Wednesday, 18 July 2012

Chicken Laksa Soup


This is completely home made, that means there’s nothing bad in it, just vegetables and healthy goodness. It has a lovely curry flavour which warms the whole body. Its perfect for dinner in winter.

Chicken Laksa Soup
500g chicken cubed
4 cups water
a tin of coconut milk
2 tablespoons of soy sauce
250g egg noodles
3 Bokchoy
4 carrots
3 sprigs of spring onion
200g pumpkin

Luksa Paste
1 tablespoon coriander seeds
1 tablespoon cumin seeds
1  teaspoon nutmeg
1 tablespoon curry powder
1 large red chilli
1 onion
2 glove garlic
1 teaspoon turmeric
2 tablespoons ginger
a handful of coriander stems
1.     Place the paste ingredients in a food processor and blitz until it forms a smooth paste.
2.     Scrape the paste out of the processor into a deep pot, turn the heat on low and cook.
3.     To the pot add sliced carrot, chopped pumpkin and water.

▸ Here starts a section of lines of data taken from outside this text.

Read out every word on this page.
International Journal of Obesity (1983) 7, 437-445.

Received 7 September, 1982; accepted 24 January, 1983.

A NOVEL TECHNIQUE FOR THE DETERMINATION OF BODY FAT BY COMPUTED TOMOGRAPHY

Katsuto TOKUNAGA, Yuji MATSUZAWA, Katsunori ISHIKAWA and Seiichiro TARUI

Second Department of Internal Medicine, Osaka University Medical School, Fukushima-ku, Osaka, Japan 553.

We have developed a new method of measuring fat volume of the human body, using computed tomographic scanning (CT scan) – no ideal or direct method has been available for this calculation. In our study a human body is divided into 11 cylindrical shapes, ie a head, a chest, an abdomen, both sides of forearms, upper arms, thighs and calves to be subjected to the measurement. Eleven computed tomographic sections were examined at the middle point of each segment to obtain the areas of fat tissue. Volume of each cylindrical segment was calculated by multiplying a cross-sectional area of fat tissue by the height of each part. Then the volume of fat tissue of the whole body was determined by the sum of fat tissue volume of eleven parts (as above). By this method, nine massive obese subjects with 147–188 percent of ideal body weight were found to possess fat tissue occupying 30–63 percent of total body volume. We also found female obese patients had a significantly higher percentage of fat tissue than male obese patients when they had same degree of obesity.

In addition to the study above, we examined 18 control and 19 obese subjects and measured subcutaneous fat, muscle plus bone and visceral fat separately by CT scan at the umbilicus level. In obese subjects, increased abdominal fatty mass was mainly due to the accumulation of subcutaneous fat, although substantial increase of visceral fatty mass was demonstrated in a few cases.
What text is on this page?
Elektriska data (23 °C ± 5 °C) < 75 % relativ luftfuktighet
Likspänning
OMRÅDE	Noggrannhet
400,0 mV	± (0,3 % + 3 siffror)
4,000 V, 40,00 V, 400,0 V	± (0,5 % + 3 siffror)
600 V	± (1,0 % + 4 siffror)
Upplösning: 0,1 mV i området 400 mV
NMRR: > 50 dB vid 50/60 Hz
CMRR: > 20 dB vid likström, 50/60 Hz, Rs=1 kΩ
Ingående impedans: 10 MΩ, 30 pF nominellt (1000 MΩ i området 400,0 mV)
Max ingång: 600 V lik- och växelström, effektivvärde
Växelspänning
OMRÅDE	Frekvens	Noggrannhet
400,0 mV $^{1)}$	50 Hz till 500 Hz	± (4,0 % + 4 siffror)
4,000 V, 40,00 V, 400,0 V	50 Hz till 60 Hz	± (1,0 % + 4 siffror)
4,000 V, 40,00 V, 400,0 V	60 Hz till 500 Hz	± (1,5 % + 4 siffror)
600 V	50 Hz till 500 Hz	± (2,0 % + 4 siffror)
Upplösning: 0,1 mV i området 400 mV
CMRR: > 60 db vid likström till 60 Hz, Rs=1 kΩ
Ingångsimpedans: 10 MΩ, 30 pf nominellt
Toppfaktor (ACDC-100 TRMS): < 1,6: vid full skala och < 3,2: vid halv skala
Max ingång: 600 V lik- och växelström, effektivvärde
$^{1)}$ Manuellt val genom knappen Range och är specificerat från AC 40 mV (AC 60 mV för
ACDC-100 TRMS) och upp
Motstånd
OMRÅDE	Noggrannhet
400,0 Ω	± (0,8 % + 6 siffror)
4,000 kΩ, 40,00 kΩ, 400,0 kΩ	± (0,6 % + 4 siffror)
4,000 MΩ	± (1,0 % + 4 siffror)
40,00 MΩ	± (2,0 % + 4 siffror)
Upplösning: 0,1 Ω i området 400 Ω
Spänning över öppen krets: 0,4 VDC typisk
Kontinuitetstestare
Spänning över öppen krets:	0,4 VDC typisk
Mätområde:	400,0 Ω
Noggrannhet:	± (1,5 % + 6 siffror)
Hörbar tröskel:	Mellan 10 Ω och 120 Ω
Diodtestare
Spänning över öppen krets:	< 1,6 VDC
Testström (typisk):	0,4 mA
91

Place lid on top and cook until carrot and pumpkin are soft (a pressure cooker helps to speed up the process)
4.     Once fully cooked add chopped spring onion and bokchoy, allow them to cook and then turn off the heat. Now add the coconut milk, the heat must be off to stop it form curdling. Then add the soy sauce.
5.     In a separate pan, pan fry your chicken in a bit of vegetable oil, cook until caramelised and cooked through. Then add to the large pot.
6.     In a bowl of boiling water, loosen your egg noodles. Once they have softened, drain the water and add them into your large pot.  
7.     Reheat when you are ready to serve and enjoy.

If anyone is vegetarian you can leave the chicken out. You could also use fish or beef if you prefer. If you aren’t used to eating spicy food, leave out the chilli and add less curry paste.